I am a child of the 1960s, a product of a rather different era. We were told to question authority and never to trust anyone over 30. We took issue with the morality of what sociologist C. Wright Mills once called “the power elite,” and we urged greater equality for men and women, rich and poor, gay and straight, and so on.

It is therefore particularly disturbing to see that the language of equality and a corresponding distrust of elites is now being used to justify nutty crusades. Take, for example, the need for balance in political debate. Fair enough – for the sake of equality, it’s important that a range of viewpoints be considered. Unfortunately, this can produce results of quite silly proportions when scientists (the power elite) are challenged by those who ascribe the workings of the universe to (take your pick) God, Allah, astrology, the spirit world, or a special bond with the earth. From this point of view, equality might dictate, for example, that students be taught not only Darwinism but a literal form of creationism.

After all, 45 per cent of Americans believe that God created human beings – in their present form –at some point during the past 10,000 years. Their conception of equality demands that their system of knowledge formation be given respect, even though polls demonstrate that less than one quarter of one per cent of American scientists with appropriate educational credentials hold the same point of view. For literal creationists this is all the more telling – it just demonstrates the need for balancing the views of elites with the views of the average working person.

Or, in a more secular sphere, consider the recent commentary of Ian Brodie, formerly Prime Minister Stephen Harper’s chief of staff. "Every time we proposed amendments to the Criminal Code, sociologists, criminologists, defence lawyers, and Liberals attacked us for proposing measures that the evidence apparently showed did not work," Brodie said. "That was a good thing for us politically, in that sociologists, criminologists, and defence lawyers were and are all held in lower repute than Conservative politicians by the voting public. Politically it helped us tremendously to be attacked by this coalition of university types."
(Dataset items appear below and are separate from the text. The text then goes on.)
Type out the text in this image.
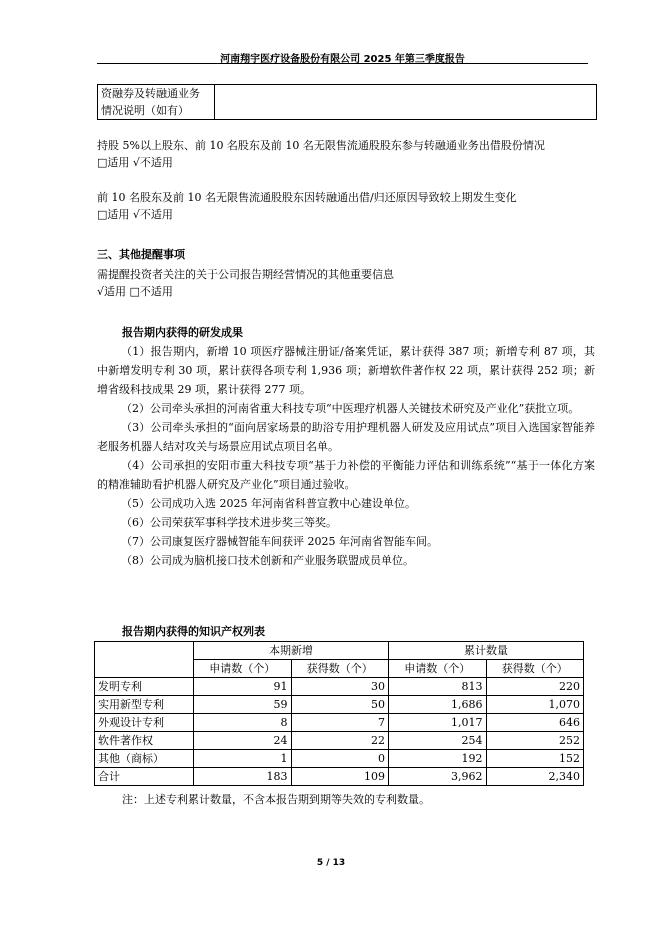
河南翔宇医疗设备股份有限公司 2025 年第三季度报告
资融券及转融通业务
情况说明（如有）

持股 5%以上股东、前 10 名股东及前 10 名无限售流通股股东参与转融通业务出借股份情况
□适用 √不适用
前 10 名股东及前 10 名无限售流通股股东因转融通出借/归还原因导致较上期发生变化
□适用 √不适用
三、其他提醒事项
需提醒投资者关注的关于公司报告期经营情况的其他重要信息
√适用 □不适用
报告期内获得的研发成果

（1）报告期内，新增 10 项医疗器械注册证/备案凭证，累计获得 387 项；新增专利 87 项，其中新增发明专利 30 项，累计获得各项专利 1,936 项；新增软件著作权 22 项，累计获得 252 项；新增省级科技成果 29 项，累计获得 277 项。

（2）公司牵头承担的河南省重大科技专项“中医理疗机器人关键技术研究及产业化”获批立项。

（3）公司牵头承担的“面向居家场景的助浴专用护理机器人研发及应用试点”项目入选国家智能养老服务机器人结对攻关与场景应用试点项目名单。

（4）公司承担的安阳市重大科技专项“基于力补偿的平衡能力评估和训练系统”“基于一体化方案的精准辅助看护机器人研究及产业化”项目通过验收。

（5）公司成功入选 2025 年河南省科普宣教中心建设单位。

（6）公司荣获军事科学技术进步奖三等奖。

（7）公司康复医疗器械智能车间获评 2025 年河南省智能车间。

（8）公司成为脑机接口技术创新和产业服务联盟成员单位。

报告期内获得的知识产权列表
	本期新增		累计数量	
	申请数（个）	获得数（个）	申请数（个）	获得数（个）
发明专利	91	30	813	220
实用新型专利	59	50	1,686	1,070
外观设计专利	8	7	1,017	646
软件著作权	24	22	254	252
其他（商标）	1	0	192	152
合计	183	109	3,962	2,340
注：上述专利累计数量，不含本报告期到期等失效的专利数量。
5 / 13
In other words, sociologists, criminologists, and defence lawyers represent an elite, and as such, are not to be trusted. Never mind that this “coalition of university types” happens to be correct because they base their opinions on carefully analyzed evidence rather than their emotions. Mr. Brodie doesn’t even try to dispute the accuracy of the claim made by the “coalition.” For him, it’s quite irrelevant. Polling demonstrates that those with knowledge are mistrusted, perhaps even resented, when they propose measures that can be described, albeit inaccurately, as “soft on crime.” And the Conservatives, like the creationists, can take these feelings to the ballot box.

Put differently, equality is not all that it appears to be, at least not here in the real world.